Are there any examples of two different prophets who have the same name?

  • judaism.stackexchange.com/a/22949/759
    – Double AA
    Commented Nov 20, 2019 at 15:14
  • 2
    Definitely two Zechariahs
    – Shalom
    Commented Nov 20, 2019 at 15:35
  • 2
    @riki I think he's referring to Zechariah, the Kohen-Navi who was killed preceding the first Temple's destruction, and Zechariah, the prophet who has a Sefer in Trei Asar named for him, who was a member of the Anshei Knesses HaGedolah.
    – DonielF
    Commented Nov 20, 2019 at 18:46
  • @Doniel Rambam writes the former wasn't a full Navi, whatever that means. See Alex's answer at my link
    – Double AA
    Commented Nov 20, 2019 at 19:27

2 Answers 2


Hoshea ben Nun (later changed to Yehoshua) and Hoshea ben Beeri were both prophets who had the same name

  • +1 I like this. I'm not sure the op would disqualify based on this, but do we have reason to believe he was a Navi while he was still Hoshea?
    – user6591
    Commented Dec 1, 2019 at 13:40
  • @user depends what you mean by "still" but he sang haazinu as hoshea
    – Double AA
    Commented Dec 1, 2019 at 14:38
  • @Double I'm not sure what you mean by him singing haazinu. And his name would've been changed at the beginning of the stay in the midbar, not the end.
    – user6591
    Commented Dec 1, 2019 at 15:08
  • 1
    @user וַיָּבֹ֣א מֹשֶׁ֗ה וַיְדַבֵּ֛ר אֶת־כׇּל־דִּבְרֵ֥י הַשִּׁירָֽה־הַזֹּ֖את בְּאׇזְנֵ֣י הָעָ֑ם ה֖וּא וְהוֹשֵׁ֥עַ בִּן־נֽוּן׃
    – Double AA
    Commented Dec 1, 2019 at 15:11
  • @Double Gotcha. Was he actually still called that at that point according to Rashi there? He seems to have had an interesting name change as he was referred to as Yehoshua before the change and Hoshea afterwords.
    – user6591
    Commented Dec 1, 2019 at 15:20

The Talmud [Megillah 14a] says that the number of prophets in Israel was twice the number of Israelites who left Egypt. If you count only the men, that's 1.2 million. If you count everybody that's 6-8 million.

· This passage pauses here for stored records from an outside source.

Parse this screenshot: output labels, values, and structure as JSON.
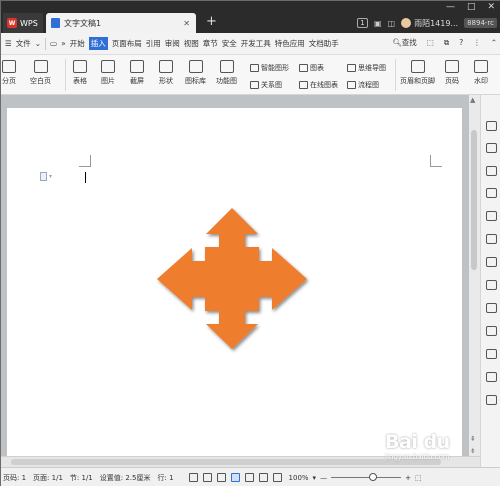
{
  "app": {
    "tab_wps": "WPS",
    "doc_tab": "文字文稿1",
    "new_tab": "+",
    "user": "雨陌1419...",
    "version": "8894-rc",
    "badge": "1"
  },
  "window": {
    "min": "—",
    "restore": "□",
    "close": "✕"
  },
  "menubar": {
    "file": "文件",
    "more": "»",
    "items": [
      "开始",
      "插入",
      "页面布局",
      "引用",
      "审阅",
      "视图",
      "章节",
      "安全",
      "开发工具",
      "特色应用",
      "文档助手"
    ],
    "active_index": 1,
    "search": "查找",
    "help": "?"
  },
  "ribbon": {
    "large": [
      "分页",
      "空白页",
      "表格",
      "图片",
      "截屏",
      "形状",
      "图标库",
      "功能图",
      "页眉和页脚",
      "页码",
      "水印"
    ],
    "small": [
      "智能图形",
      "图表",
      "思维导图",
      "关系图",
      "在线图表",
      "流程图"
    ]
  },
  "shape": {
    "color": "#ef7d2f",
    "icon": "four-way-arrow"
  },
  "status": {
    "page_num": "页码: 1",
    "pages": "页面: 1/1",
    "section": "节: 1/1",
    "setting": "设置值: 2.5厘米",
    "row": "行: 1",
    "zoom": "100%",
    "zoom_minus": "—",
    "zoom_plus": "+"
  },
  "watermark": {
    "text": "Bai du",
    "sub": "jingyan.baidu.com"
  }
}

There aren't that many Jewish names. Therefore, it is overwhelmingly likely that at least two prophets had the same name.

(The Talmud adds that Tanach recorded only the prophecies of 48 prophets and 7 prophetesses, because only these prophecies had value for future generations. The other prophecies are not pertinent to us. For a list of these 55, see here. No two have the same name.)